Ancien bassiste du Clan Edison, un groupe rock issu de Nîmes, Harold Martinez nous invite à découvrir son univers original au gré des neuf morceaux portés par sa voix éraillée, presque désespérée. On adore ou on déteste. Mais l’émotion passe. L’ensemble est marqué par des rythmes lancinants, répétitifs, comme un martèlement de tambours, une longue marche dramatique. Le périple est allégé par des accords celtiques et des chants d’oiseaux, et entrecoupé par les plages 6 et 9, les seules à associer uniquement voix et guitare bluesy.

Classé dans le genre folk-rock, « Birdmum » a quelque chose d’écorché vif.

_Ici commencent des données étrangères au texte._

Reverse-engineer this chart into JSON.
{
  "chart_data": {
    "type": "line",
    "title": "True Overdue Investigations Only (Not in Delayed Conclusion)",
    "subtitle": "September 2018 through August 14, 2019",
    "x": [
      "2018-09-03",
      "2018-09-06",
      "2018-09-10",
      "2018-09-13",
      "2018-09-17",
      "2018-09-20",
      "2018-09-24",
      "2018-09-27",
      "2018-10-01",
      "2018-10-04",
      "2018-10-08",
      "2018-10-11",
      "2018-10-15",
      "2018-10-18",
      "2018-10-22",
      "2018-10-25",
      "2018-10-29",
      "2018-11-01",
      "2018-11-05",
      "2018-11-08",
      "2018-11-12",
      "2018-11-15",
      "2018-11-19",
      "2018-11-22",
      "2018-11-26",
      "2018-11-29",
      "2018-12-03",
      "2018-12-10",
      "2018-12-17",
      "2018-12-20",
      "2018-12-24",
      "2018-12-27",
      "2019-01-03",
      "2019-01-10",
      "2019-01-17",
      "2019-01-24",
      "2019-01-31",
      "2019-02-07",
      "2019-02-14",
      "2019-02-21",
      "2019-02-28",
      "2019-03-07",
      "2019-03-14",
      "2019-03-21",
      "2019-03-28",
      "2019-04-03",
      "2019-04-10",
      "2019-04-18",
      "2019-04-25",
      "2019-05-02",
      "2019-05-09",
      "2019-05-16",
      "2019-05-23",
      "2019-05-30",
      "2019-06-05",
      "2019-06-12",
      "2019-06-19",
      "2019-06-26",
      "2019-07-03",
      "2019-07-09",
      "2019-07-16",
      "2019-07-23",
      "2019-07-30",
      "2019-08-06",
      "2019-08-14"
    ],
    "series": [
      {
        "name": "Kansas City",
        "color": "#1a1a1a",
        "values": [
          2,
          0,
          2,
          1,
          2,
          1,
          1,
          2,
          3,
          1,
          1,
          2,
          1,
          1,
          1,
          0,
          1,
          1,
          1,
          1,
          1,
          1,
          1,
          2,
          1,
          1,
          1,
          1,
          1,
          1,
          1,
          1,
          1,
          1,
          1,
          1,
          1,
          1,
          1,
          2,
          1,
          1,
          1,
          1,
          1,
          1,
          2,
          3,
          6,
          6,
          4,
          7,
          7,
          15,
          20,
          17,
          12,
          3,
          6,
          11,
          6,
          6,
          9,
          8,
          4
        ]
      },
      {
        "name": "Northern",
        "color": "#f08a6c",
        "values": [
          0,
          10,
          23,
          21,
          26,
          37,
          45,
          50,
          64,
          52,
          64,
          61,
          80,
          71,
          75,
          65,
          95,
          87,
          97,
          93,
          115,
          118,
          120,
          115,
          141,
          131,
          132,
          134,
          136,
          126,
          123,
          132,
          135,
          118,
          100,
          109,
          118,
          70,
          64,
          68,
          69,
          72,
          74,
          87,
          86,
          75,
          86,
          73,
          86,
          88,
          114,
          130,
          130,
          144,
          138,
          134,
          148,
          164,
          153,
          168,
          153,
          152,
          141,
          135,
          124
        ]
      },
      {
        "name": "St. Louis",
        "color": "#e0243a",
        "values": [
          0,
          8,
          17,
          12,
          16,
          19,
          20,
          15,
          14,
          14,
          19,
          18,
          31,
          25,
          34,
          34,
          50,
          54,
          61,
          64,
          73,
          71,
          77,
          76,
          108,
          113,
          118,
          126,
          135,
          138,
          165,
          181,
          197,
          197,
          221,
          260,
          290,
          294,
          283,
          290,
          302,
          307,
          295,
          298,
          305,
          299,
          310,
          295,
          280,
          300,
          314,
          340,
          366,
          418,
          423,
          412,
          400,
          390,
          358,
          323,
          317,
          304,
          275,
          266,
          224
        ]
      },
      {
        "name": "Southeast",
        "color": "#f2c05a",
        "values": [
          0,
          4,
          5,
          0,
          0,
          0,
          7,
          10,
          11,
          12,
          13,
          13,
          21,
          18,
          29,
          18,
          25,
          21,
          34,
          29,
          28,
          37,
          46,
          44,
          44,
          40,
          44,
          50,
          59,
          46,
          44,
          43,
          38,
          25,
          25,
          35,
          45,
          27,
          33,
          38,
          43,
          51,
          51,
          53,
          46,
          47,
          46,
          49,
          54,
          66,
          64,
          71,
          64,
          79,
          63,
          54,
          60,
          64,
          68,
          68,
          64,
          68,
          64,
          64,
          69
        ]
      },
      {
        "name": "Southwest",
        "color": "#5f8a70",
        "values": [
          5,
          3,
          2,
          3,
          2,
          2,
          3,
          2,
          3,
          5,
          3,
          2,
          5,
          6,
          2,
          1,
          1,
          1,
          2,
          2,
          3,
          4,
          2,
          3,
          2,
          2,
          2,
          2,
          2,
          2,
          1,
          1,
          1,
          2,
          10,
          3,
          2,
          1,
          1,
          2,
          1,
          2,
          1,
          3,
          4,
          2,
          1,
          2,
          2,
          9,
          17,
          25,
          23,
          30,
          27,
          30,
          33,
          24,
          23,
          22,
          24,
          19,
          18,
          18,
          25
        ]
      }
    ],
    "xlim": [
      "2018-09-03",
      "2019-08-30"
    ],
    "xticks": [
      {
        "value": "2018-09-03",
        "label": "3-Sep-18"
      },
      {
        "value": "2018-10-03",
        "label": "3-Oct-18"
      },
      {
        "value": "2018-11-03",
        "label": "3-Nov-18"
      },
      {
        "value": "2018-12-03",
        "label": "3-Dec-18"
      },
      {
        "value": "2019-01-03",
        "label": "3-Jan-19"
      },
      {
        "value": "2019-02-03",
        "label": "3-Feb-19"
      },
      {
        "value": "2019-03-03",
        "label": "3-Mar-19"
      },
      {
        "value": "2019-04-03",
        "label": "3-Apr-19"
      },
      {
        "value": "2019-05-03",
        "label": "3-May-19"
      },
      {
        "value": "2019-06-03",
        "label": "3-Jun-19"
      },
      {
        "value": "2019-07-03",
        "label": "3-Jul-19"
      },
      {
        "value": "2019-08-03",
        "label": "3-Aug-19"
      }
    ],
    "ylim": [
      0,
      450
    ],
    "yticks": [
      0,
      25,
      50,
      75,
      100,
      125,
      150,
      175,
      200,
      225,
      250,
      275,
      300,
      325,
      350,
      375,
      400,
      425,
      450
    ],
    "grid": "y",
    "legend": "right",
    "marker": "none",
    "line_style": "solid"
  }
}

Il sent la souffrance, le spleen. On est écrasé par la torpeur qu’il dégage. Il y a un petit goût du « Ciment sous les plaines » de Noir Desir, en moins rock. Et ici les textes sont chantés en anglais, avec un accent français à couper au couteau.

Harold Martinez a le grand mérite de proposer un style unique et des morceaux reconnaissables entre tous, dans lesquels certains prendront plaisir à s’enliser. Le crayonné de la pochette –entre Grande Faucheuse et poor lonesome cow-boy, sur fond de tête de mort– traduit bien le côté torturé de cet elpee, qui ne laissera personne indifférent.